Eşim demokrattır, bunun için siyasi kavgalar eder

* Afganistan meselesine tekrar dönersek...

Bir de o dönem zaten Afganistan’ın tarihi ve etnik durumu üzerinde çalışıyordu. Dışişlerindeki son iki yılı içinde Afganistan’a gidip geldi. Bir keresinde 1.5 ay falan kaldı. Fakat öyle anlatılıyor ki sanki CIA bağlantılı gitmiş gibi. Hatta benim de gideceğimi son dakikada öğrenmişti, “İzin vermem, deli misin, Afganistan’a gidilir mi” demişti. Beni Hikmet Çetin davet etmişti. “Afganistan’da görev yapıyorum görev sürem bitmek üzere, gel ilginç bir hikâye var, iyi bir röportaj yapma ihtimali var” dedi. CNNTürk de bu işle çok ilgileniyordu, bir kameramanla gittim. Hikmet Çetin’in misafiri olduk.

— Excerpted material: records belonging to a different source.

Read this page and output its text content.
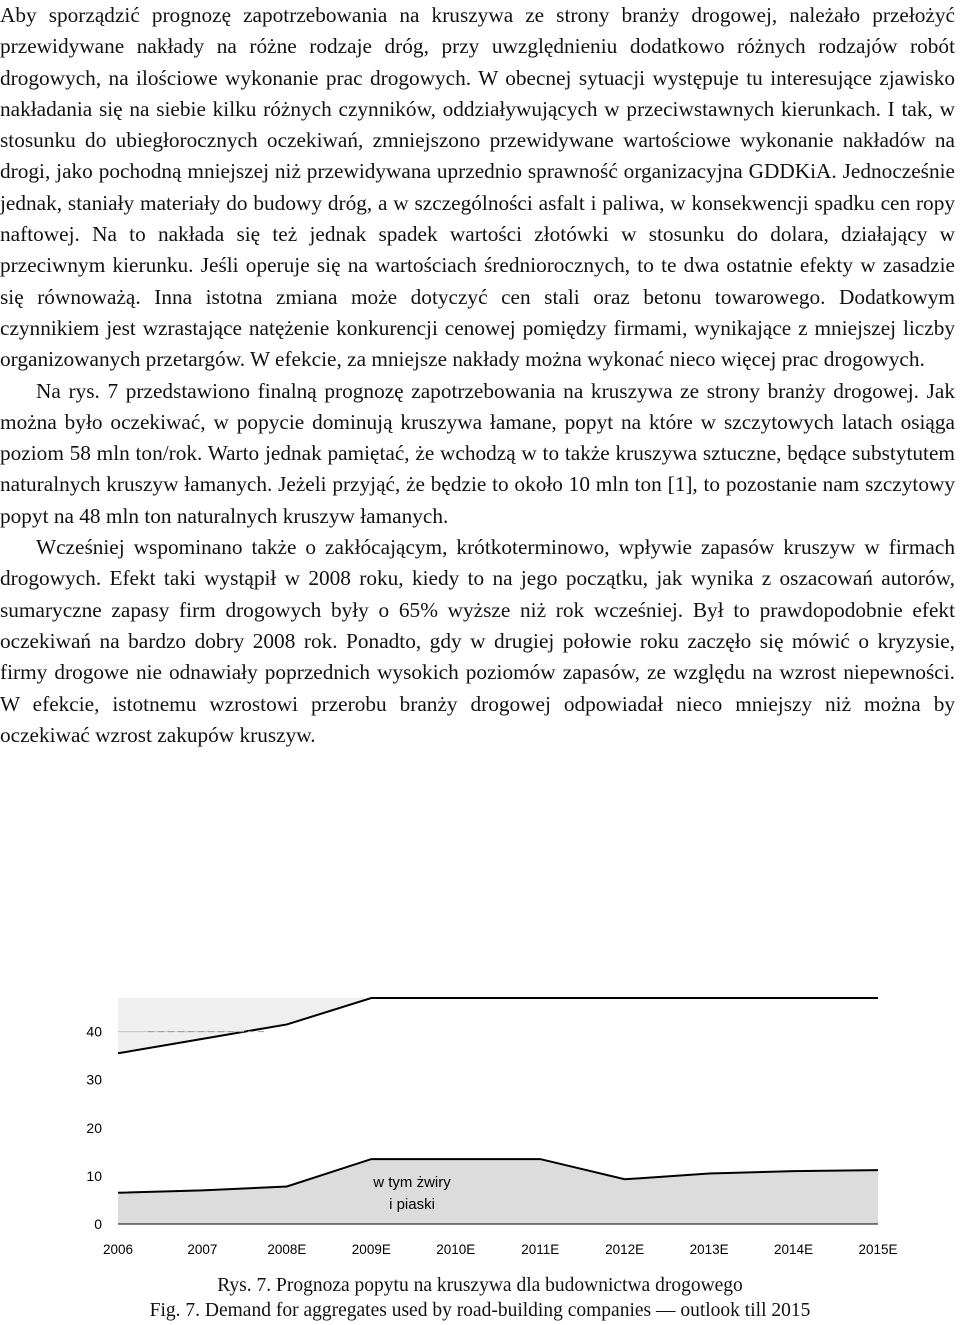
Aby sporządzić prognozę zapotrzebowania na kruszywa ze strony branży drogowej, należało przełożyć przewidywane nakłady na różne rodzaje dróg, przy uwzględnieniu dodatkowo różnych rodzajów robót drogowych, na ilościowe wykonanie prac drogowych. W obecnej sytuacji występuje tu interesujące zjawisko nakładania się na siebie kilku różnych czynników, oddziaływujących w przeciwstawnych kierunkach. I tak, w stosunku do ubiegłorocznych oczekiwań, zmniejszono przewidywane wartościowe wykonanie nakładów na drogi, jako pochodną mniejszej niż przewidywana uprzednio sprawność organizacyjna GDDKiA. Jednocześnie jednak, staniały materiały do budowy dróg, a w szczególności asfalt i paliwa, w konsekwencji spadku cen ropy naftowej. Na to nakłada się też jednak spadek wartości złotówki w stosunku do dolara, działający w przeciwnym kierunku. Jeśli operuje się na wartościach średniorocznych, to te dwa ostatnie efekty w zasadzie się równoważą. Inna istotna zmiana może dotyczyć cen stali oraz betonu towarowego. Dodatkowym czynnikiem jest wzrastające natężenie konkurencji cenowej pomiędzy firmami, wynikające z mniejszej liczby organizowanych przetargów. W efekcie, za mniejsze nakłady można wykonać nieco więcej prac drogowych.

Na rys. 7 przedstawiono finalną prognozę zapotrzebowania na kruszywa ze strony branży drogowej. Jak można było oczekiwać, w popycie dominują kruszywa łamane, popyt na które w szczytowych latach osiąga poziom 58 mln ton/rok. Warto jednak pamiętać, że wchodzą w to także kruszywa sztuczne, będące substytutem naturalnych kruszyw łamanych. Jeżeli przyjąć, że będzie to około 10 mln ton [1], to pozostanie nam szczytowy popyt na 48 mln ton naturalnych kruszyw łamanych.

Wcześniej wspominano także o zakłócającym, krótkoterminowo, wpływie zapasów kruszyw w firmach drogowych. Efekt taki wystąpił w 2008 roku, kiedy to na jego początku, jak wynika z oszacowań autorów, sumaryczne zapasy firm drogowych były o 65% wyższe niż rok wcześniej. Był to prawdopodobnie efekt oczekiwań na bardzo dobry 2008 rok. Ponadto, gdy w drugiej połowie roku zaczęło się mówić o kryzysie, firmy drogowe nie odnawiały poprzednich wysokich poziomów zapasów, ze względu na wzrost niepewności. W efekcie, istotnemu wzrostowi przerobu branży drogowej odpowiadał nieco mniejszy niż można by oczekiwać wzrost zakupów kruszyw.

0
10
20
30
40
2006	2007	2008E	2009E	2010E	2011E	2012E	2013E	2014E	2015E
w tym żwiry
i piaski
Rys. 7. Prognoza popytu na kruszywa dla budownictwa drogowego
Fig. 7. Demand for aggregates used by road-building companies — outlook till 2015
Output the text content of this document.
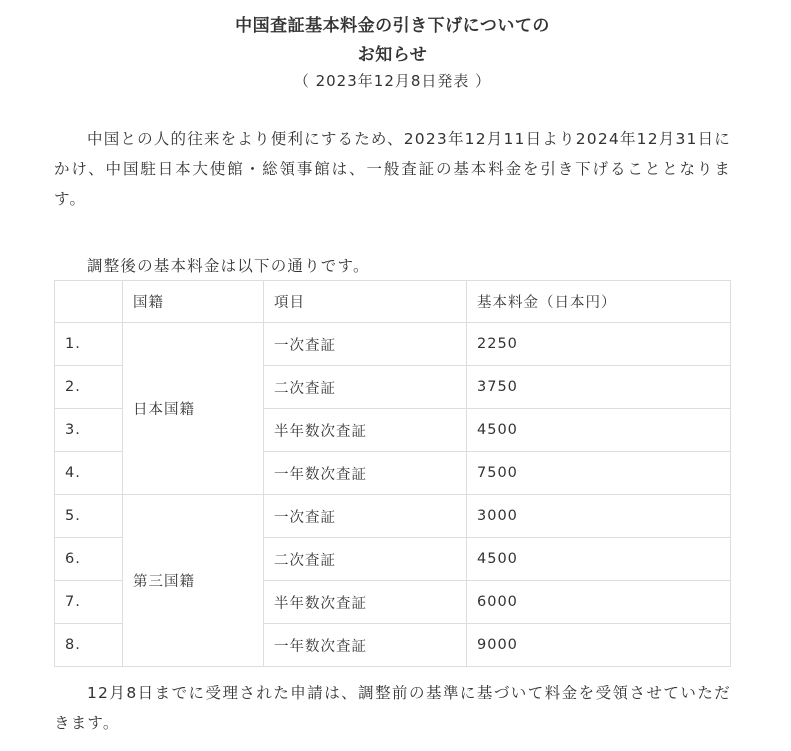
中国査証基本料金の引き下げについての
お知らせ
（ 2023年12月8日発表 ）

中国との人的往来をより便利にするため、2023年12月11日より2024年12月31日にかけ、中国駐日本大使館・総領事館は、一般査証の基本料金を引き下げることとなります。

調整後の基本料金は以下の通りです。

	国籍	項目	基本料金（日本円）
1.	日本国籍	一次査証	2250
2.		二次査証	3750
3.		半年数次査証	4500
4.		一年数次査証	7500
5.	第三国籍	一次査証	3000
6.		二次査証	4500
7.		半年数次査証	6000
8.		一年数次査証	9000

12月8日までに受理された申請は、調整前の基準に基づいて料金を受領させていただきます。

* Politik görüşü nedir Chris’in, daha doğrusu politik bir adam mıdır?

Bush yönetimine karşıydı. Demokrat bir adam. Cumhuriyetçilere çok karşı biri. Politik bir adam Chris. Irak ve Afganistan savaşına başından beri hep karşıydı. Siyasi kavgalar ediyordu. Hükümetin, CIA’nın politikalarını çok açık şiddetli eleştiriyordu. Büyük sürtüşmeler yaşanıyordu. Buradaki yazıları okuyunca o yüzden gülüyorum neyse, sonuçta yönetime çok kızdığı bir aşamada erken emeklilik hakkı da alabileceğini anlayınca bıraktı, akademik hayata geçti. 5 yıl oldu. Zaten Henna vardı, çocuğumuzu benden çok o büyüttü diyebiliriz.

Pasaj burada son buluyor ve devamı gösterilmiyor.